What is Restitution?

Restitution involves seeking to set right the generational ills of inequality by engaging those who have benefited from the systems of colonialism and apartheid, directly or indirectly, in transferring wealth and social capital and reinvesting in communities that are still suffering.

The word “restitution” means to restore something lost or stolen to its proper owner or to recompense or compensate for injury or loss. We normally hear it used in a legal sense where it refers to ‘paying back’ or ‘making things right’ for wrongs previously committed. However, even in courts we recognise that some wrongs can never be made right, for example murder or torture. When considering historical injustice, thinking about restitution forces us to recognise that loss includes both tangibles - such as land - and intangibles - like dignity, a sense of safety or self, and opportunity - compounded over generations. For this reason, we speak about “social restitution” as a project encompassing more than just legal redress.

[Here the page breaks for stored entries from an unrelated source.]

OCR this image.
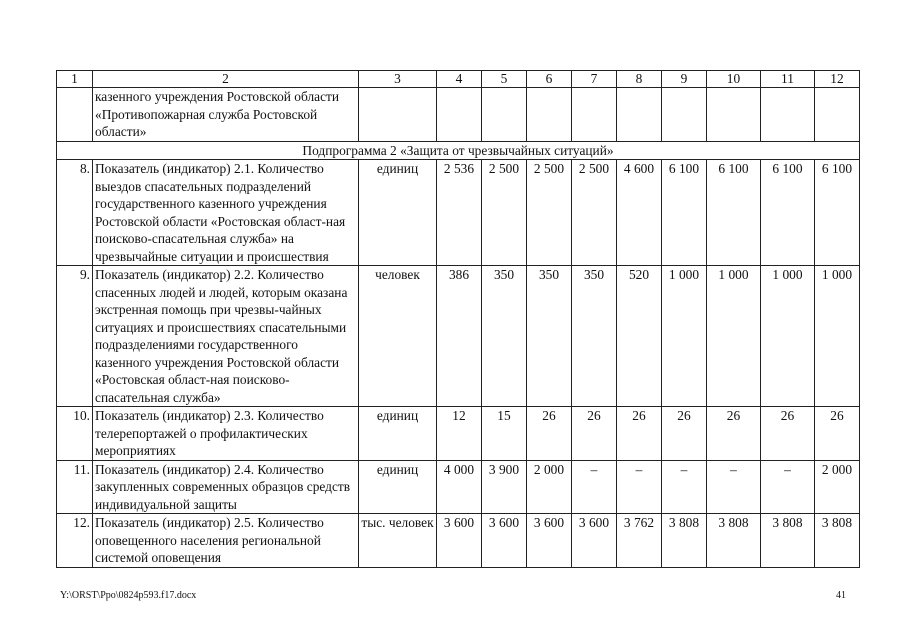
1	2	3	4	5	6	7	8	9	10	11	12
	казенного учреждения Ростовской области «Противопожарная служба Ростовской области»										
Подпрограмма 2 «Защита от чрезвычайных ситуаций»											
8.	Показатель (индикатор) 2.1. Количество выездов спасательных подразделений государственного казенного учреждения Ростовской области «Ростовская област-ная поисково-спасательная служба» на чрезвычайные ситуации и происшествия	единиц	2 536	2 500	2 500	2 500	4 600	6 100	6 100	6 100	6 100
9.	Показатель (индикатор) 2.2. Количество спасенных людей и людей, которым оказана экстренная помощь при чрезвы-чайных ситуациях и происшествиях спасательными подразделениями государственного казенного учреждения Ростовской области «Ростовская област-ная поисково-спасательная служба»	человек	386	350	350	350	520	1 000	1 000	1 000	1 000
10.	Показатель (индикатор) 2.3. Количество телерепортажей о профилактических мероприятиях	единиц	12	15	26	26	26	26	26	26	26
11.	Показатель (индикатор) 2.4. Количество закупленных современных образцов средств индивидуальной защиты	единиц	4 000	3 900	2 000	–	–	–	–	–	2 000
12.	Показатель (индикатор) 2.5. Количество оповещенного населения региональной системой оповещения	тыс. человек	3 600	3 600	3 600	3 600	3 762	3 808	3 808	3 808	3 808
Y:\ORST\Ppo\0824p593.f17.docx	41
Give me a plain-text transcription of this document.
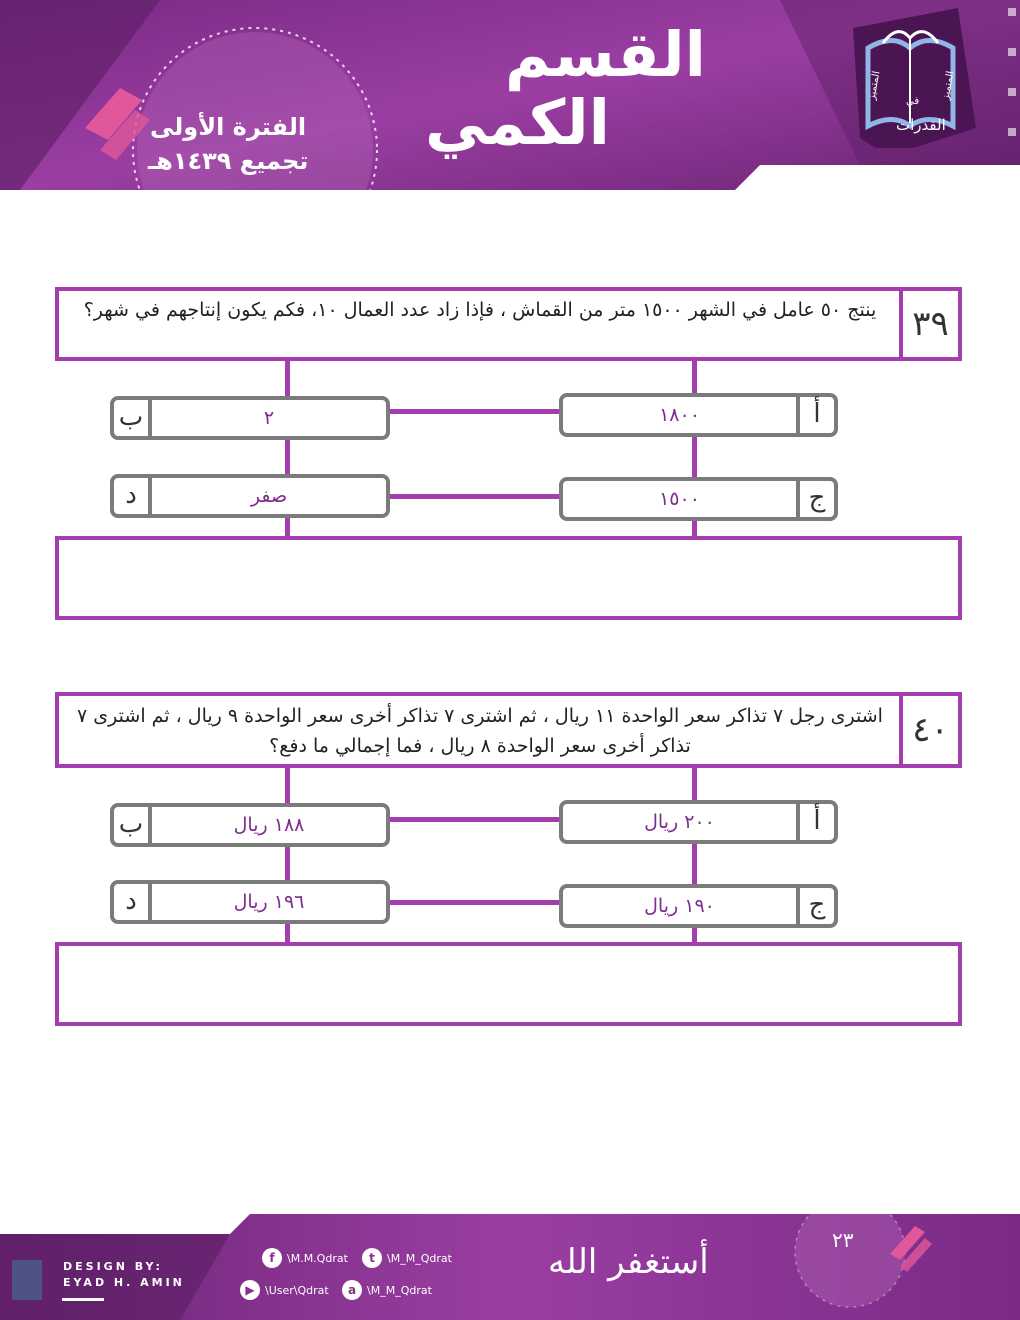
القسم
الكمي
الفترة الأولى
تجميع ١٤٣٩هـ
القدرات
المتميز
في
المتميز
٣٩
ينتج ٥٠ عامل في الشهر ١٥٠٠ متر من القماش ، فإذا زاد عدد العمال ١٠، فكم يكون إنتاجهم في شهر؟
أ
١٨٠٠
ب	٢
ج
١٥٠٠
د	صفر
٤٠
اشترى رجل ٧ تذاكر سعر الواحدة ١١ ريال ، ثم اشترى ٧ تذاكر أخرى سعر الواحدة ٩ ريال ، ثم اشترى ٧ تذاكر أخرى سعر الواحدة ٨ ريال ، فما إجمالي ما دفع؟
أ
٢٠٠ ريال
ب	١٨٨ ريال
ج
١٩٠ ريال
د	١٩٦ ريال
DESIGN BY:
EYAD H. AMIN
f	\M.M.Qdrat	t	\M_M_Qdrat
▶ \User\Qdrat	a \M_M_Qdrat
أستغفر الله
٢٣
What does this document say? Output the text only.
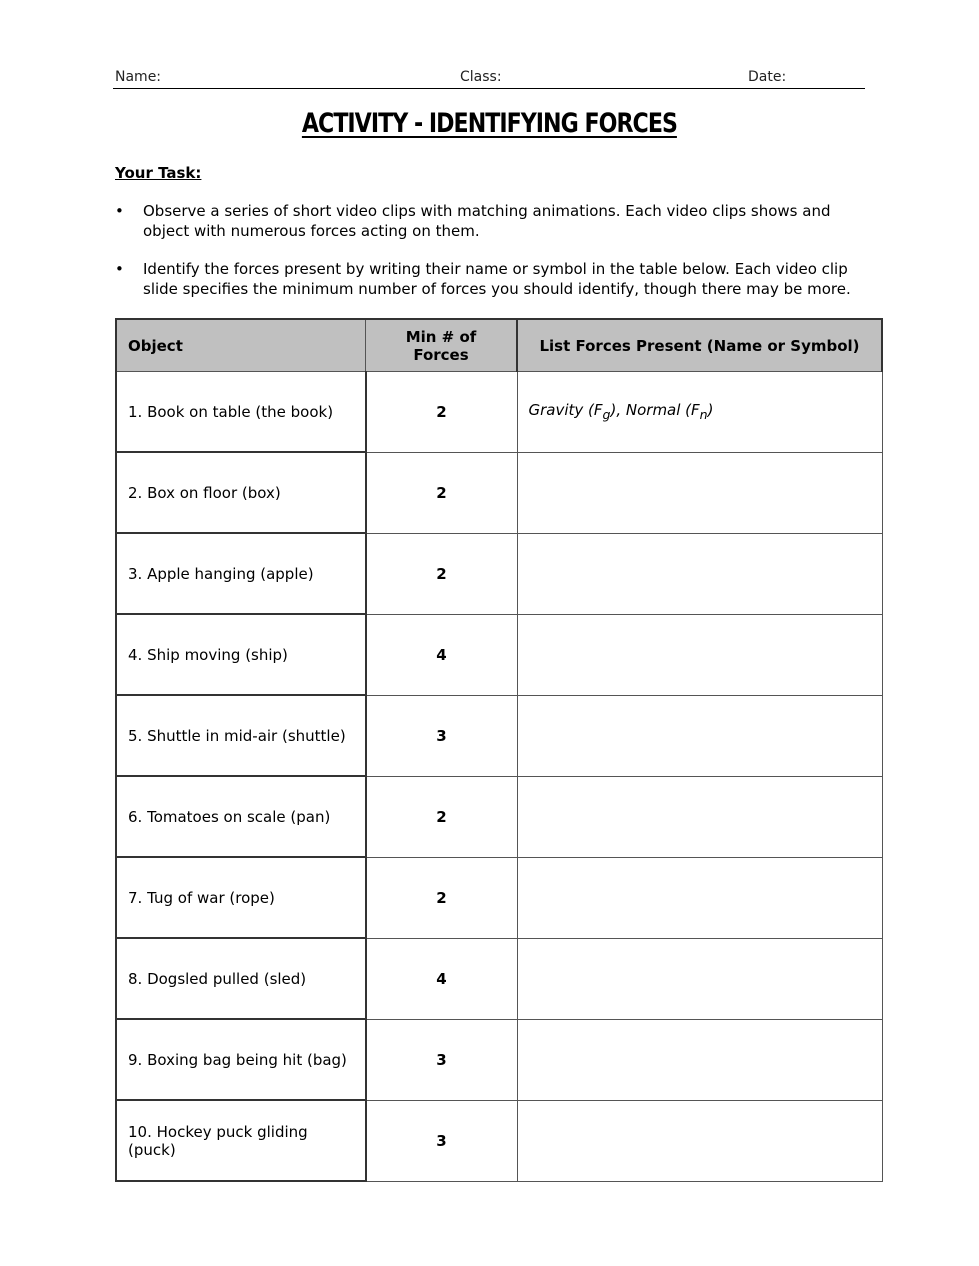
Name:	Class:	Date:
ACTIVITY - IDENTIFYING FORCES
Your Task:
• Observe a series of short video clips with matching animations. Each video clips shows and object with numerous forces acting on them.
• Identify the forces present by writing their name or symbol in the table below. Each video clip slide specifies the minimum number of forces you should identify, though there may be more.
Object	Min # of Forces	List Forces Present (Name or Symbol)
1. Book on table (the book)	2	Gravity $(F_g)$, Normal $(F_n)$
2. Box on floor (box)	2	
3. Apple hanging (apple)	2	
4. Ship moving (ship)	4	
5. Shuttle in mid-air (shuttle)	3	
6. Tomatoes on scale (pan)	2	
7. Tug of war (rope)	2	
8. Dogsled pulled (sled)	4	
9. Boxing bag being hit (bag)	3	
10. Hockey puck gliding (puck)	3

Why does restitution matter?

It is only possible for people to live in real peace with each other when the root causes of a conflict are addressed. Peace in South Africa will remain fragile as long as the root causes of colonialism and apartheid remain unaddressed, with levels of inequality still deeply entrenched and starkly raced and the wounds of injured humanity evident in all sectors of society.

Restitution speaks about confronting the root causes and actively deciding what needs to be done to address it. While restitution in South Africa includes the problem of land and socio-economic redress, restitution ultimately aims at restoring dignity, a sense of belonging and all our humanity.

Who is the Restitution Foundation?

The Restitution Foundation, a Cape Town based NGO, was established in 2003 in response to broader South African society not having taken up a restitution responsibility for the human rights abuses of colonialism and apartheid. It recognised that the transition to democracy called for citizen-led restitution to “level the playing field” alongside state-level redress measures (including the repeal of racist laws and enactment of law aimed at facilitating redress in land, employment and reconciliation). The organisation’s vision is to be a catalyst for broader social restitution that can lead to healing in South Africa.

What does the Restitution Foundation offer you?

The Restitution offers theoretical tools to strengthen the understanding of what restitution is and practical models to assist in the doing of restitution.